The most important thing is I used the [N-]word in a neutral circumstance which was not an attack. I was explaining a reality. So that's what makes it so odd. But I made a mistake using the word because it hurts people's feelings. It wasn't until 36 hours after I issued my own apology, and I was never asked to apologize. I took myself off the air, I had 15 more minutes left for the hour. I took myself off the air for the last hour of my show because I was so upset that I had blown an opportunity to make a point by using the word. And then I some six hours later wrote an apology, sent it to LARadio.com, gave it in the morning on my radio show. There was no media furor. There was not event a media report about it. I just decided I had done something wrong. I policed myself, I apologized. It wasn't until 48 hours after the event that the media got into it and then it got all, you know how it happens. That was way too bad, but I want to make it very clear that 36 hours after I issued an apology for using the word in a neutral circumstance, I was accused of being a racist, for goodness sake!
Where are our First Amendment rights headed if we as Americans are no longer free to speak out on these issues?
Well, when you have Nancy Pelosi saying she's going to investigate the people who feel profoundly, deeply, that a mosque should not be on Ground Zero, I think you can see where the First Amendment rights are going. It's bullying and it's scary. We're going in the direction of Russia, for goodness sake, where if you say the wrong thing you're toast. I find it very alarming. I do not find it as a bipartisan issue, I really don’t… I don't see the flip equivalent of Media Matters.
You told us before we went on air you feel kind of liberated by this decision, kind of freed to voice your own opinion now. Tell us how that's going to translate for your millions of fans all around the country.

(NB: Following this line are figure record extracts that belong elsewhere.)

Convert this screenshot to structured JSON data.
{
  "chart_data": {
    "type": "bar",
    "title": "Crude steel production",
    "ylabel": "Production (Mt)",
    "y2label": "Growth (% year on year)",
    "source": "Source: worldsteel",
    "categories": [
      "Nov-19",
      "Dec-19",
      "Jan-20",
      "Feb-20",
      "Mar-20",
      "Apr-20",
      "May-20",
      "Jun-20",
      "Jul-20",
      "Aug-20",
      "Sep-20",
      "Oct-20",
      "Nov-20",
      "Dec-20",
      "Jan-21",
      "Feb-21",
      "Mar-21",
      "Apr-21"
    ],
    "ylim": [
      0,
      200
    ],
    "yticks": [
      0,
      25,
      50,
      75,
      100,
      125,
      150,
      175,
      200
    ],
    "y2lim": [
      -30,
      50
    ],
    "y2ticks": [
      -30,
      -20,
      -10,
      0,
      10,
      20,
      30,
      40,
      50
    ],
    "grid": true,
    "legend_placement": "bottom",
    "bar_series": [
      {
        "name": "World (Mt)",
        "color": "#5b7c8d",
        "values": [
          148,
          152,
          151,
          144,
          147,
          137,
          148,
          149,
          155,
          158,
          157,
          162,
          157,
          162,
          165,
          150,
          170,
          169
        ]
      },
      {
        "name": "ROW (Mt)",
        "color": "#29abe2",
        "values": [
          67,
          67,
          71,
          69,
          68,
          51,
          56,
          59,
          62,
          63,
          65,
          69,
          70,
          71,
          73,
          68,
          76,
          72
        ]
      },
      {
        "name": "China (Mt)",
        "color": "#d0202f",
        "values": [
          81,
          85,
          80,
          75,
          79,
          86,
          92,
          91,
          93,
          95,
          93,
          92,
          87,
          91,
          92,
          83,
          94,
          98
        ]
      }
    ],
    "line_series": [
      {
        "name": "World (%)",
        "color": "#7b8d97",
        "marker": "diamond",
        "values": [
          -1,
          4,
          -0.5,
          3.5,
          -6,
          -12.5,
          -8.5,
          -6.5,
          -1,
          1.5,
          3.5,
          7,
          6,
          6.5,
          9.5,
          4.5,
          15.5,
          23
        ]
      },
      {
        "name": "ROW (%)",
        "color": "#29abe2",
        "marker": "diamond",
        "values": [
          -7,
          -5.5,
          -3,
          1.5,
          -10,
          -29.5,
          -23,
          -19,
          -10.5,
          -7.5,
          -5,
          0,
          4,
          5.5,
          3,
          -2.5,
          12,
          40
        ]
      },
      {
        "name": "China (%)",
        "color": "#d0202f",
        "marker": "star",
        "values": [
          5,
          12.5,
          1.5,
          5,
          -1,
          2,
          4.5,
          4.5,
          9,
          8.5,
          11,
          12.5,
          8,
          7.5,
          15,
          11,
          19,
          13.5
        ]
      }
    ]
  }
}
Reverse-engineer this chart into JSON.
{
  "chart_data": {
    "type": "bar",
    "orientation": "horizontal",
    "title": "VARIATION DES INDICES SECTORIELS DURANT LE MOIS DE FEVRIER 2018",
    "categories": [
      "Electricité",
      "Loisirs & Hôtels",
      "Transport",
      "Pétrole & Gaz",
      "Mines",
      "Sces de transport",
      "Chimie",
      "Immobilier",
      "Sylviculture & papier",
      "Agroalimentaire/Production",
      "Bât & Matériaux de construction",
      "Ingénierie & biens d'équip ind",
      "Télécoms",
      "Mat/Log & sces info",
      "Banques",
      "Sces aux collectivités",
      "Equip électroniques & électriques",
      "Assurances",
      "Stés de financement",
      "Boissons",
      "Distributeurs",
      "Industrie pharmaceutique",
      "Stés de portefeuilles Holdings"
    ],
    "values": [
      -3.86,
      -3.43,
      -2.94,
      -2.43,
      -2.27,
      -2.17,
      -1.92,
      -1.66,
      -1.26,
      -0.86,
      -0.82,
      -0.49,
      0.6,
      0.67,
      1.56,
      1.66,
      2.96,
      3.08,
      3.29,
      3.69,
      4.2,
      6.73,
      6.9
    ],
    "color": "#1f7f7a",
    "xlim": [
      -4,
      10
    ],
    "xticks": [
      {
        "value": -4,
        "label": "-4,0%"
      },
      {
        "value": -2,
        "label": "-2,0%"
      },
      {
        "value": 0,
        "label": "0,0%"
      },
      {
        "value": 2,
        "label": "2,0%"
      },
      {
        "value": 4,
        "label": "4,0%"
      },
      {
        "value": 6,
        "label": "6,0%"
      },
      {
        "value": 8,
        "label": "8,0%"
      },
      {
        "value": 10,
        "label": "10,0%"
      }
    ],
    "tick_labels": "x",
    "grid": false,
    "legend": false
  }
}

Well, I can't tell you I'm certain yet. Before eight o'clock this morning I had two job offers. So I think there's going to be plenty of opportunities. Right now what I am focusing in on, we have a brand new Web site up today, it's real pretty, it's one picture of me doing exercising and I look flubby – I have to change that picture – but anyway other than that its gorgeous. We have a YouTube channel, I'm going to be doing more public speaking, obviously I'll be freer to do TV interviews and say my mind without 'We're gonna get her.' The blogs, the Newsmax column -- goodness knows where this is all going to go. I'm the kind of person, I'm kind of very gutty. I'm excited to see what all the options are going to be. I have four and a half months to figure that out. Meanwhile, I'm looking forward to the day when I can actually have lunch … because I work from noon to 3.
Do you see any parallel between the reaction to your situation and the whole Shirley Sherrod kerfuffle?
At this point, I'm just focusing in on what I have experienced. I want my First Amendment rights back. I can't have them while I'm on radio without the threat of attack on advisers, advertisers, and stations by talking heads and organizations that want me silenced. I'm looking forward to my opportunities. I've got a great book coming out in January called "Surviving Shark Attacks on Land." It's about betrayal and revenge. So I'm really excited about that. I've got a million things that are coming up, most of which I don't even know about yet. I'm 63 years old, and I'm still like a kid waiting for Christmas, you know, I want to see what's in my stocking. And I'm just very optimistic because there's been so much support and enthusiasm and appreciation for my standing up. I'm good."